Former General Motors plant in Maryland

Baltimore Assembly (properly named Broening Highway General Motors Plant) was a General Motors factory in Baltimore, Maryland. The plant opened in 1935 to produce Chevrolets and closed on May 13, 2005. It was a two-level plant located in the Canton Industrial Center to the east of the Inner Harbor, to the west of Dundalk, and south of Brewers Hill in Baltimore.

Early in 1942, car and truck production was interrupted when the plant was converted to wartime activities. The Chevrolet portion of the plant operated as a military parts depot where parts were received, processed and packaged for shipment around the world. The Fisher Body plant became part of the Eastern Aircraft Division of General Motors Corp. and was assigned the task of assembling fuselages for Grumman carrier-based aircraft.
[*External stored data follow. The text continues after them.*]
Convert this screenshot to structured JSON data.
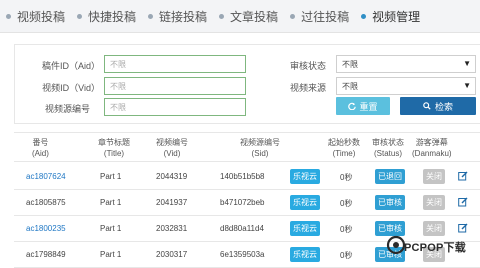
{
  "tabs": [
    {
      "label": "视频投稿"
    },
    {
      "label": "快捷投稿"
    },
    {
      "label": "链接投稿"
    },
    {
      "label": "文章投稿"
    },
    {
      "label": "过往投稿"
    },
    {
      "label": "视频管理"
    }
  ],
  "filters": {
    "aid_label": "稿件ID（Aid）",
    "aid_placeholder": "不限",
    "vid_label": "视频ID（Vid）",
    "vid_placeholder": "不限",
    "source_no_label": "视频源编号",
    "source_no_placeholder": "不限",
    "review_label": "审核状态",
    "review_value": "不限",
    "source_label": "视频来源",
    "source_value": "不限",
    "extra_value": "不限",
    "reset_label": "重置",
    "search_label": "检索"
  },
  "table": {
    "headers": [
      {
        "cn": "番号",
        "en": "(Aid)"
      },
      {
        "cn": "章节标题",
        "en": "(Title)"
      },
      {
        "cn": "视频编号",
        "en": "(Vid)"
      },
      {
        "cn": "视频源编号",
        "en": "(Sid)"
      },
      {
        "cn": "起始秒数",
        "en": "(Time)"
      },
      {
        "cn": "审核状态",
        "en": "(Status)"
      },
      {
        "cn": "游客弹幕",
        "en": "(Danmaku)"
      }
    ],
    "rows": [
      {
        "aid": "ac1807624",
        "title": "Part 1",
        "vid": "2044319",
        "sid": "140b51b5b8",
        "source": "乐视云",
        "time": "0秒",
        "status": "已退回",
        "danmaku": "关闭"
      },
      {
        "aid": "ac1805875",
        "title": "Part 1",
        "vid": "2041937",
        "sid": "b471072beb",
        "source": "乐视云",
        "time": "0秒",
        "status": "已审核",
        "danmaku": "关闭"
      },
      {
        "aid": "ac1800235",
        "title": "Part 1",
        "vid": "2032831",
        "sid": "d8d80a11d4",
        "source": "乐视云",
        "time": "0秒",
        "status": "已审核",
        "danmaku": "关闭"
      },
      {
        "aid": "ac1798849",
        "title": "Part 1",
        "vid": "2030317",
        "sid": "6e1359503a",
        "source": "乐视云",
        "time": "0秒",
        "status": "已审核",
        "danmaku": "关闭"
      }
    ]
  },
  "watermark": {
    "text": "PCPOP下载"
  },
  "colors": {
    "accent": "#1f6aa7",
    "cloud": "#29aae1",
    "status": "#2f9fd3",
    "link": "#1f77c4",
    "reset": "#5bc0de"
  }
}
Although Chevrolet cars and trucks had represented the largest portion of the Baltimore plant's production, other car lines also have been manufactured. The versatility of the plant was tested in 1964 when Buicks, Chevrolets, Oldsmobiles and Pontiacs were assembled one after another on the same passenger car line. In the ensuing years, the number of car lines produced has changed several times. GMC Truck and Coach Division shared Baltimore's truck production as early as the 1947 model year.
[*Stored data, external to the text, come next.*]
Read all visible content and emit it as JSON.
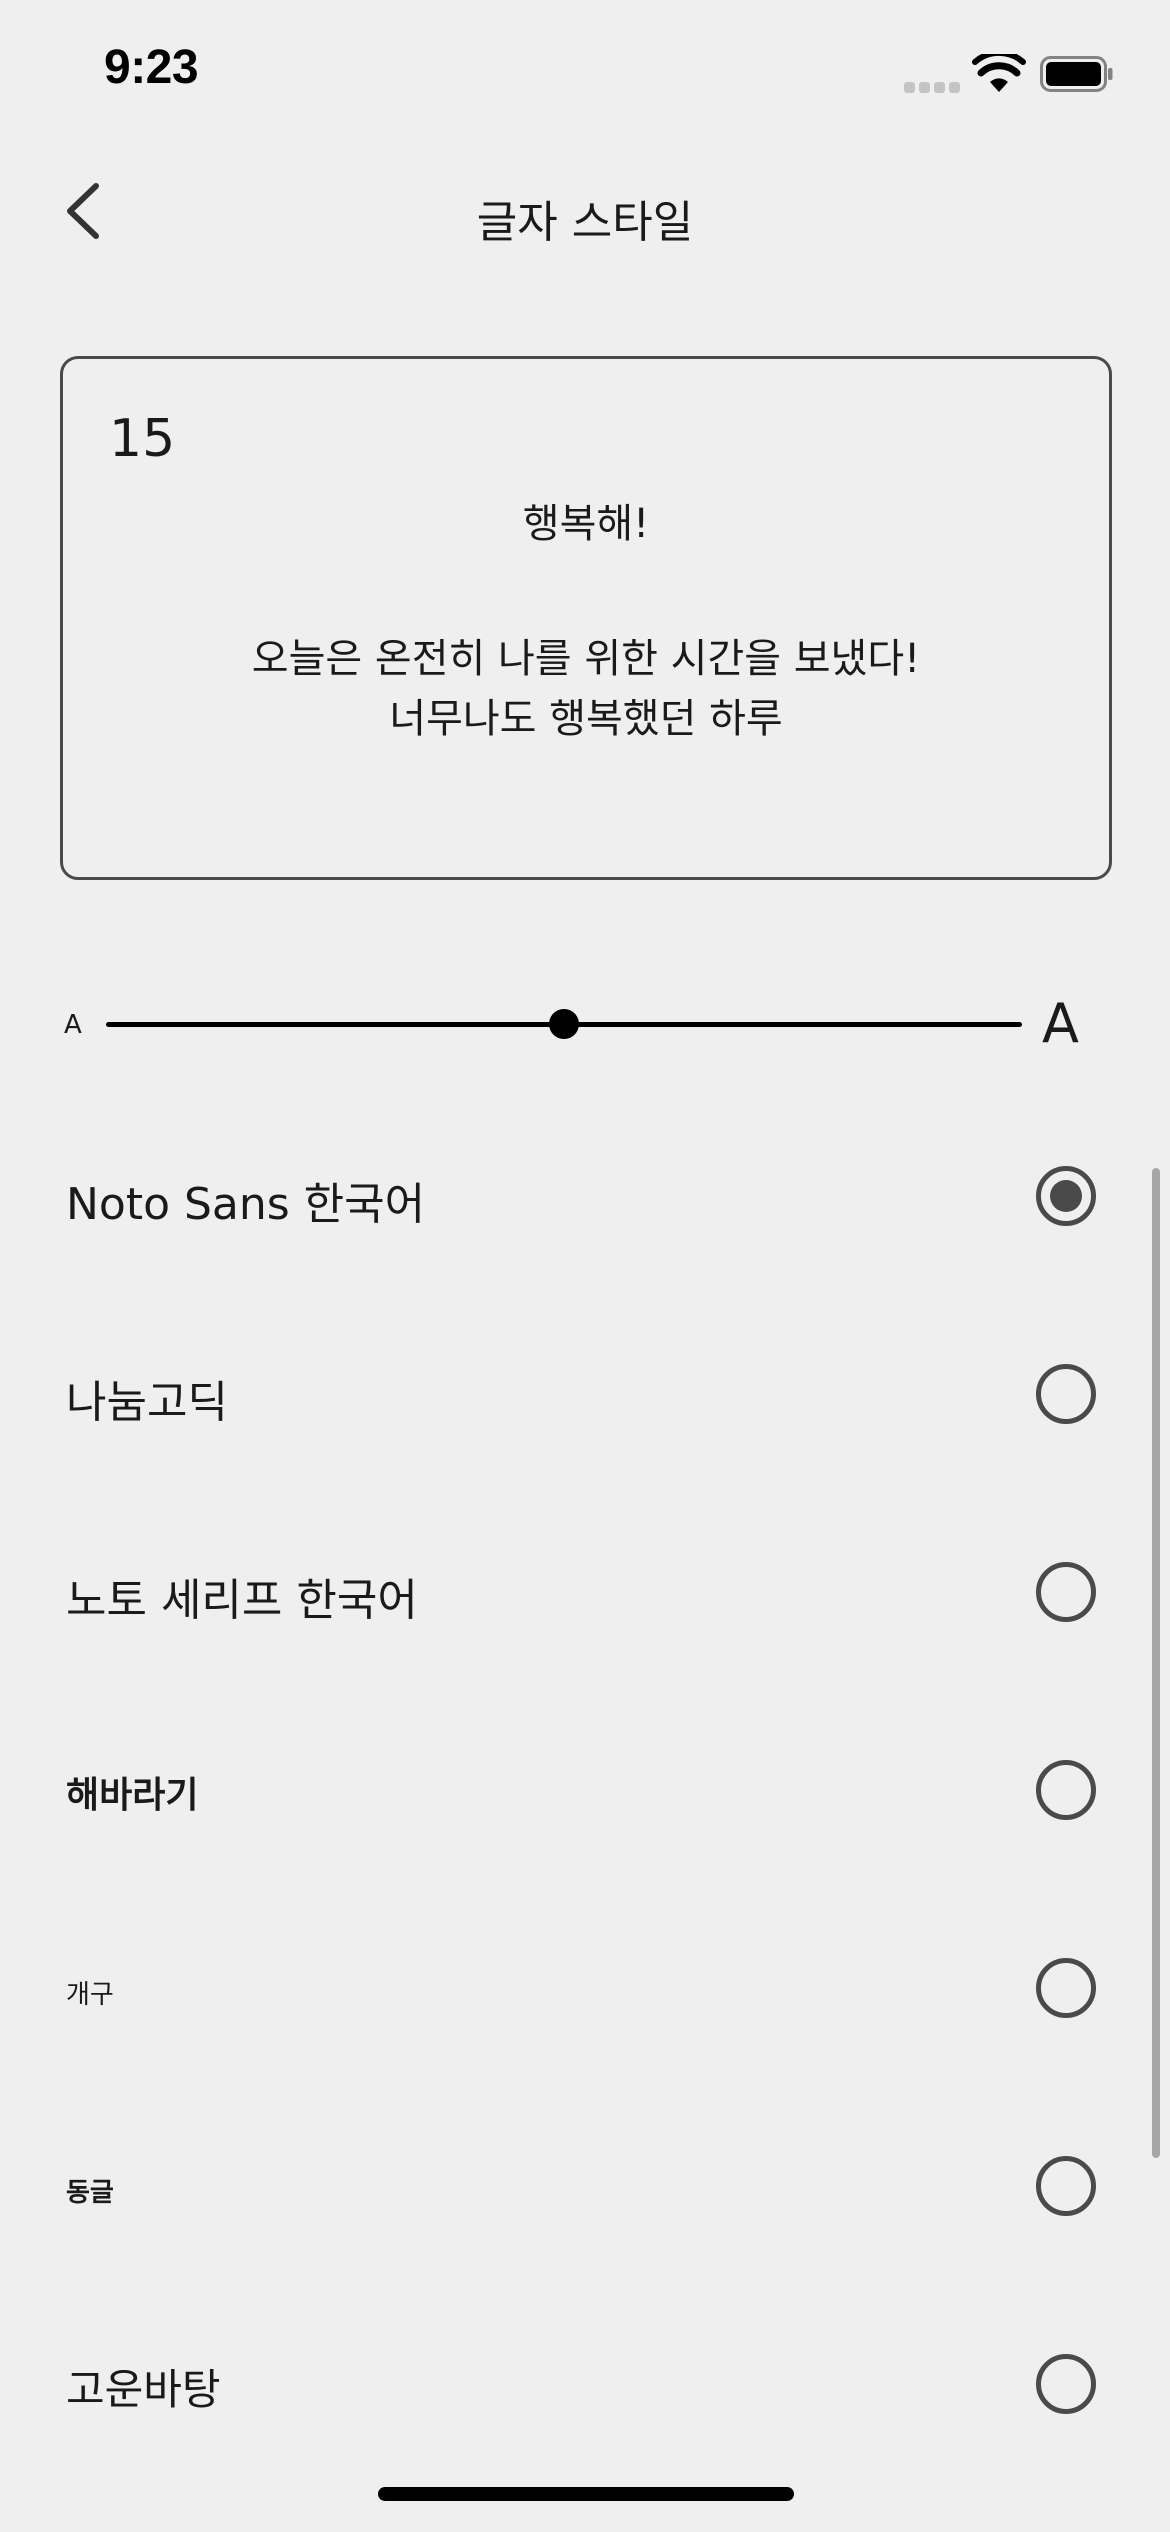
{
  "status_bar": {
    "time": "9:23"
  },
  "header": {
    "title": "글자 스타일"
  },
  "preview": {
    "date": "15",
    "title": "행복해!",
    "body_line1": "오늘은 온전히 나를 위한 시간을 보냈다!",
    "body_line2": "너무나도 행복했던 하루"
  },
  "size_slider": {
    "small_label": "A",
    "large_label": "A",
    "value_fraction": 0.5
  },
  "fonts": [
    {
      "label": "Noto Sans 한국어",
      "selected": true
    },
    {
      "label": "나눔고딕",
      "selected": false
    },
    {
      "label": "노토 세리프 한국어",
      "selected": false
    },
    {
      "label": "해바라기",
      "selected": false
    },
    {
      "label": "개구",
      "selected": false
    },
    {
      "label": "동글",
      "selected": false
    },
    {
      "label": "고운바탕",
      "selected": false
    }
  ],
  "colors": {
    "background": "#efefef",
    "border": "#4a4a4a",
    "text": "#1a1a1a"
  },
  "icons": [
    "signal-icon",
    "wifi-icon",
    "battery-icon",
    "chevron-left-icon",
    "radio-icon"
  ]
}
Baltimore Assembly scored a major coup with the 1984 decision to assemble the Chevrolet Astro/GMC Safari minivans there. The rival Dodge Caravan was selling briskly, but the truck-like GM vans were larger than most of the mini-vans then coming into production. The GM vans filled a unique market for a midsize van with large interior space and very good towing capacity. The vans were periodically updated with revised interiors and exterior styling during the very long production run. Both two-wheel drive (M van) and all-wheel drive (L-van) models were produced. Initial production from 1985 to 1989 was a short-body van, with an extended-body (aft of the rear wheels) option available from 1990 to 1994. Due to overwhelming popularity, only extended versions were available from 1995 to 2005. In total, approximately 3,200,000 Astro and Safari vans were produced at the Baltimore plant.

The plant closed its doors after the final shift on May 13, 2005. GM has since sold the site to the developer Duke Realty, which has demolished the old plant and is rebuilding the site as an industrial park called the Chesapeake Commerce Center.